While the chef’s are keeping their creative ideas under their big white hats, here are some interesting trivia from which they may be drawing inspiration:
Though a small country in size, Belgium has 2,000 chocolate shops. Belgian chocolatiers, including Godiva, are known to use the very best ingredients and manufacturing styles. Belgium claims the invention of the chocolate praline in 1912—when delectable fillings were first encased in a molded, chocolate shell. (Although we love pralines from New Orleans too!)
Denmark has given the U.S. some of the most beloved brands of candy bars: Snickers, Mars and Twix. An average Dane consumes 8.57 kilogram (18 pounds!) of chocolates per year.
The French are known for their liquor-filled chocolates and using the best cocoa to produce an everlasting flavor. It’s thought the luxurious chocolate truffle was created in the kitchen of French Chef Auguste Escoffier during the 1920s.
Germans are the second largest consumers of chocolates and the country imports cocoa beans from eight different regions.
Solid chocolate bars were first produced in Italy.
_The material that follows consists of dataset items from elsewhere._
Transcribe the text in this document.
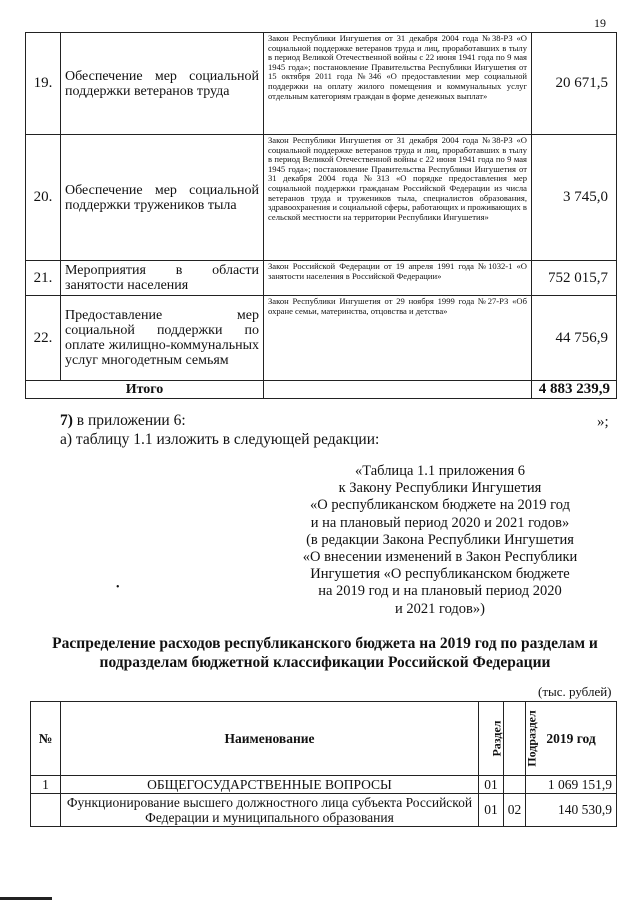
19
19.	Обеспечение мер социальной поддержки ветеранов труда	Закон Республики Ингушетия от 31 декабря 2004 года №38-РЗ «О социальной поддержке ветеранов труда и лиц, проработавших в тылу в период Великой Отечественной войны с 22 июня 1941 года по 9 мая 1945 года»; постановление Правительства Республики Ингушетия от 15 октября 2011 года №346 «О предоставлении мер социальной поддержки на оплату жилого помещения и коммунальных услуг отдельным категориям граждан в форме денежных выплат»	20 671,5
20.	Обеспечение мер социальной поддержки тружеников тыла	Закон Республики Ингушетия от 31 декабря 2004 года №38-РЗ «О социальной поддержке ветеранов труда и лиц, проработавших в тылу в период Великой Отечественной войны с 22 июня 1941 года по 9 мая 1945 года»; постановление Правительства Республики Ингушетия от 31 декабря 2004 года №313 «О порядке предоставления мер социальной поддержки гражданам Российской Федерации из числа ветеранов труда и тружеников тыла, специалистов образования, здравоохранения и социальной сферы, работающих и проживающих в сельской местности на территории Республики Ингушетия»	3 745,0
21.	Мероприятия в области занятости населения	Закон Российской Федерации от 19 апреля 1991 года №1032-1 «О занятости населения в Российской Федерации»	752 015,7
22.	Предоставление мер социальной поддержки по оплате жилищно-коммунальных услуг многодетным семьям	Закон Республики Ингушетия от 29 ноября 1999 года №27-РЗ «Об охране семьи, материнства, отцовства и детства»	44 756,9
Итого			4 883 239,9
»;
7) в приложении 6:
а) таблицу 1.1 изложить в следующей редакции:
«Таблица 1.1 приложения 6
к Закону Республики Ингушетия
«О республиканском бюджете на 2019 год
и на плановый период 2020 и 2021 годов»
(в редакции Закона Республики Ингушетия
«О внесении изменений в Закон Республики
Ингушетия «О республиканском бюджете
на 2019 год и на плановый период 2020
и 2021 годов»)
•
Распределение расходов республиканского бюджета на 2019 год по разделам и подразделам бюджетной классификации Российской Федерации
(тыс. рублей)
№	Наименование	Раздел	Подраздел	2019 год
1	ОБЩЕГОСУДАРСТВЕННЫЕ ВОПРОСЫ	01		1 069 151,9
	Функционирование высшего должностного лица субъекта Российской Федерации и муниципального образования	01	02	140 530,9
The country makes six billion pounds of chocolate annually and uses its prized, mild-flavored “Tonda delle Langhe” hazelnuts to create the country’s luxury chocolate gianduiotti—Italy’s counterpart to the praline. Italy’s Ferrero Group stands among the top manufacturers of chocolate.
Cocoa as a drink was first prepared in Mexico and today it is the preferred beverage here to start the day. Mexican chocolates are known for using cinnamon and chiles to add flavor and aroma.
Dutch cocoa was “born” in 1828, when a Dutch chemist invented a way to make powdered chocolate.
Cocoa beans were transported to Spain from Mexico and Spaniards first used sugar cane to sweeten the bitter flavor of straight chocolate. Spain was the first European country to consume chocolates and establish a factory for its production.
Switzerland has the highest per capita consumption of chocolate in the world—each Swiss citizen eats 22 pounds annually. Chocolate manufacturing here started in the 17th century and condensed milk was added to chocolate here in 1875 to create the first milk chocolate. Swiss brands that are household names in the U.S. include Nestle, Lindt and Toblerone.
The UK is considered the first country to produce organic chocolates. Christopher Columbus brought cocoa beans to the UK to make chocolate and the Fry Company of England created the world’s first eating chocolate in 1847.
The US is the largest producer of chocolate and 40% of the nation’s almonds are used in chocolates. North America and Europe are the largest consumers of chocolates worldwide.
AND BELIEVE IT OR NOT … German Chocolate Cake is a layered chocolate cake from the United States! It owes its name to an English-American chocolatier named Samuel German; he developed a formulation of dark baking chocolate that was used for the cake. June 11 is National German Chocolate Cake Day in the US.